LES FAITS ET LES MOTIFS

[7]           Le tribunal doit déterminer si la CSST pouvait cesser de verser à la travailleuse l’allocation d’aide personnelle à domicile à compter du 27 décembre 2013.

[8]           Le versement d’une allocation d’aide personnelle à domicile découle d’abord du droit à la réadaptation prévue à l’article 145 de la Loi sur les accidents du travail et les maladies professionnelles[1] (la loi) qui prévoit :

145.  Le travailleur qui, en raison de la lésion professionnelle dont il a été victime, subit une atteinte permanente à son intégrité physique ou psychique a droit, dans la mesure prévue par le présent chapitre, à la réadaptation que requiert son état en vue de sa réinsertion sociale et professionnelle.

__________

1985, c. 6, a. 145.

[9]           Cette disposition reconnaît à la travailleuse qui subit une atteinte permanente à son intégrité physique en raison d’une lésion professionnelle, le droit à la réadaptation que requiert son état en vue de sa réinsertion sociale et professionnelle.

[10]        La loi prévoit que le programme de réadaptation sociale peut comprendre le paiement de frais d’aide personnelle à domicile, et ce, dans le but d’aider la travailleuse à surmonter, dans la mesure du possible, les conséquences de la lésion professionnelle, à s’adapter à sa nouvelle situation qui découle de sa lésion et à redevenir autonome dans l’accomplissement de ses activités habituelles.

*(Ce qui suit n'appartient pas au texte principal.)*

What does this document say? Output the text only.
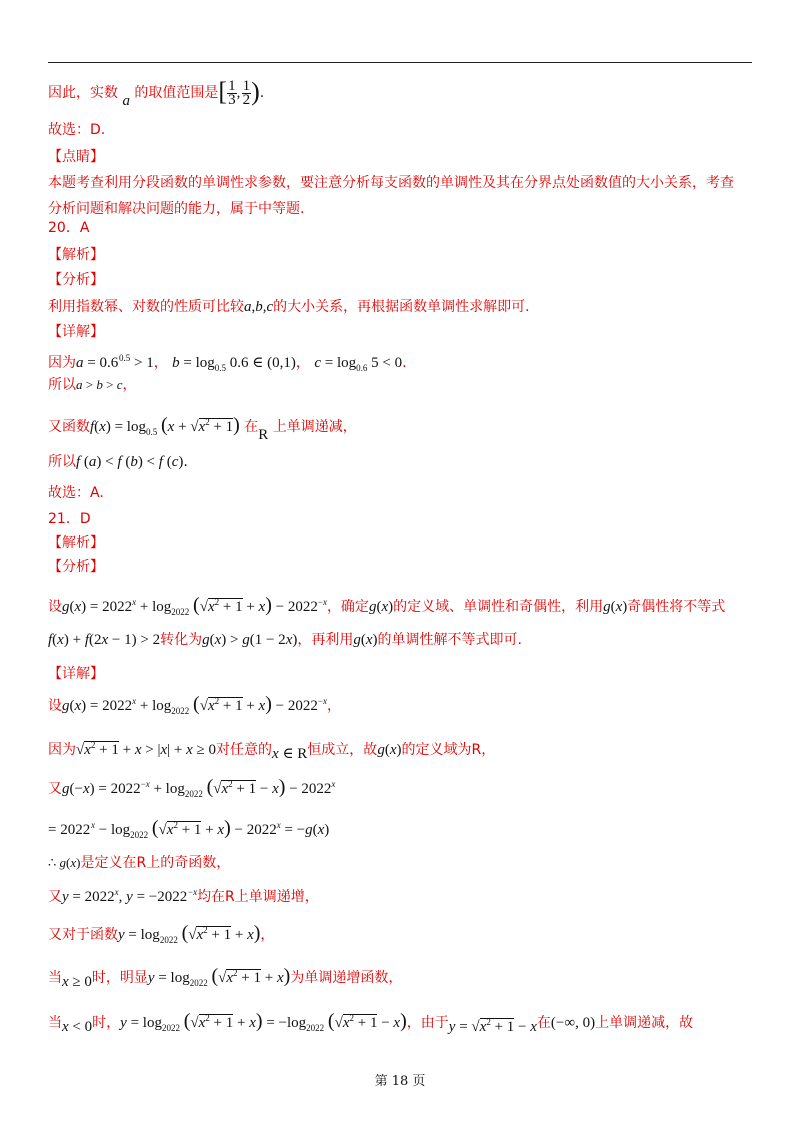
因此，实数 a 的取值范围是[ $\frac{1}{3}$ ,  $\frac{1}{2}$ ).
故选：D.
【点睛】
本题考查利用分段函数的单调性求参数，要注意分析每支函数的单调性及其在分界点处函数值的大小关系，考查
分析问题和解决问题的能力，属于中等题.
20．A
【解析】
【分析】
利用指数幂、对数的性质可比较a,b,c的大小关系，再根据函数单调性求解即可.
【详解】
因为a = 0.6 $^{0.5}$ > 1， $b = \log_{0.5} 0.6$ ∈ (0,1)， $c = \log_{0.6} 5 < 0$.
所以a > b > c，
又函数$f(x) = \log_{0.5} (x + √x^2 + 1)$ 在R 上单调递减，
所以f (a) < f (b) < f (c).
故选：A.
21．D
【解析】
【分析】
设$g(x) = 2022^x + \log_{2022} (√x^2 + 1 + x) - 2022^{-x}$，确定g(x)的定义域、单调性和奇偶性，利用g(x)奇偶性将不等式
f(x) + f(2x − 1) > 2转化为g(x) > g(1 − 2x)，再利用g(x)的单调性解不等式即可.
【详解】
设$g(x) = 2022^x + \log_{2022} (√x^2 + 1 + x) - 2022^{-x}$，
因为$√x^2 + 1 + x > |x| + x \ge 0$对任意的x ∈ R恒成立，故g(x)的定义域为R，
又$g(-x) = 2022^{-x} + \log_{2022} (√x^2 + 1 - x) - 2022^x$
= 2022 $^x - \log_{2022} (√x^2 + 1 + x) - 2022^x = -g(x)$
∴ g(x)是定义在R上的奇函数，
又$y = 2022^x$, y = −2022 $^{-x}$均在R上单调递增，
又对于函数$y = \log_{2022} (√x^2 + 1 + x)$，
当x ≥ 0时，明显$y = \log_{2022} (√x^2 + 1 + x)$为单调递增函数，
当x < 0时，$y = \log_{2022} (√x^2 + 1 + x) = -\log_{2022}$ $(√x^2 + 1 - x)$，由于$y = √x^2 + 1 - x$在(−∞, 0)上单调递减，故
第 18 页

Selon les dispositions de la loi, une travailleuse a droit à une telle allocation si, en raison de sa lésion professionnelle, elle est incapable de prendre soin d’elle-même et d’effectuer sans aide les tâches domestiques qu’elle effectuerait normalement, si cette aide s’avère nécessaire à son maintien ou son retour à domicile.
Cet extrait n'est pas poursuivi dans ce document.